Chunking optimizations will be safe on compilers which recognize that the
address-of and casting operators imply that cross-type aliasing is likely,
provided that all use of the pointer resulting from a cast is performed
before the next access using the non-cast pointer--a requirement that most
chunking code would generally meet. Unfortunately, there is no standard
for "sane-compiler C", and gcc uses the fact that the authors of the
Standard didn't require that compilers handle the obvious-aliasing cases as
justification to ignore them.
Still, the performance advantages from chunking optimizations may outweigh
the performance costs of -fno-strict-aliasing
, especially if code uses
restrict
qualifiers when appropriate. There are some situations, mainly
involving global variables, where restrict
isn't sufficient to enable
useful optimizations; those could be handled by an aliasing mode which limits
analysis to objects of static or automatic duration (like the objects in the
rationale's example) but gcc offers no such mode.
BTW, I'm not sure what instruction timings are like on modern x86 processors, but on some ARM variants compilers would have a chance at producing optimal long-string code from something like:
uint32_t x01000000 = 0x01000000;
uint64_t *search(uint64_t *p)
{
uint64_t n;
uint32_t a,b;
uint32_t v = x01000000; // See note
do
{
n=*p++;
a=(uint32_t)n;
b=n>>32;
if (a >= v || (a << 8) >= v || (a << 16) >= v || (a << 24) >= v ||
b >= v || (b << 8) >= v || (b << 16) >= v || (b << 24) >= v) return p;
} while(1);
}
Figuring out which comparison was responsible for breaking out of the loop would take extra time, but keeping such considerations out of the loop may allow the loop itself to be more efficient.
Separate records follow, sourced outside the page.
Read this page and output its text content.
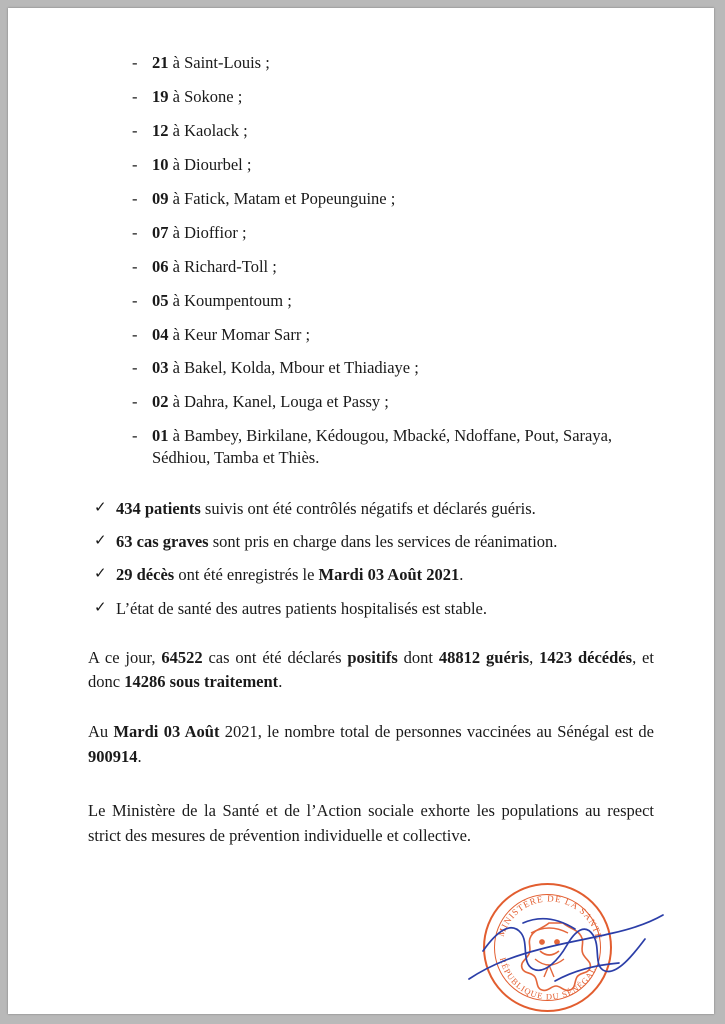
- 21 à Saint-Louis ;
- 19 à Sokone ;
- 12 à Kaolack ;
- 10 à Diourbel ;
- 09 à Fatick, Matam et Popeunguine ;
- 07 à Dioffior ;
- 06 à Richard-Toll ;
- 05 à Koumpentoum ;
- 04 à Keur Momar Sarr ;
- 03 à Bakel, Kolda, Mbour et Thiadiaye ;
- 02 à Dahra, Kanel, Louga et Passy ;
- 01 à Bambey, Birkilane, Kédougou, Mbacké, Ndoffane, Pout, Saraya, Sédhiou, Tamba et Thiès.
✓ 434 patients suivis ont été contrôlés négatifs et déclarés guéris.
✓ 63 cas graves sont pris en charge dans les services de réanimation.
✓ 29 décès ont été enregistrés le Mardi 03 Août 2021.
✓ L’état de santé des autres patients hospitalisés est stable.

A ce jour, 64522 cas ont été déclarés positifs dont 48812 guéris, 1423 décédés, et donc 14286 sous traitement.

Au Mardi 03 Août 2021, le nombre total de personnes vaccinées au Sénégal est de 900914.

Le Ministère de la Santé et de l’Action sociale exhorte les populations au respect strict des mesures de prévention individuelle et collective.

MINISTÈRE DE LA SANTÉ
RÉPUBLIQUE DU SÉNÉGAL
Many ARM processors have an instruction which can compare a shifted value with a register; compilers sometimes need a little help to realize that 0x01000000 should be kept in a register (a compare-with-constant instruction exists, but
doesn't include a "free" shift of the register being compared), but with help they can find the compare-with-shift. I haven't yet found a way to convince a compiler to generate optimal code for the ARM7-TDMI, which would be equivalent to:
search:
mov r1,#0x010000000
lp:
ldrmia r0,{r2,r3}
cmp r1,r2
cmplt r1,r2,asl #8
cmplt r1,r2,asl #16
cmplt r1,r2,asl #24
cmplt r1,r3
cmplt r1,r3,asl #8
cmplt r1,r3,asl #16
cmplt r1,r3,asl #24
blt lp
bx lr
That would take 15 cycles per eight bytes; it could be adapted to take 25 cycles per sixteen bytes. A loop that processes eight bytes individually would take 42 cycles; unrolled to sixteen bytes would be 82 cycles. The best loop I've seen compilers generate for the uint64_t based code would be 22 cycles for eight bytes--almost half again as long as the optimal code, but still about twice as fast as a version using bytes.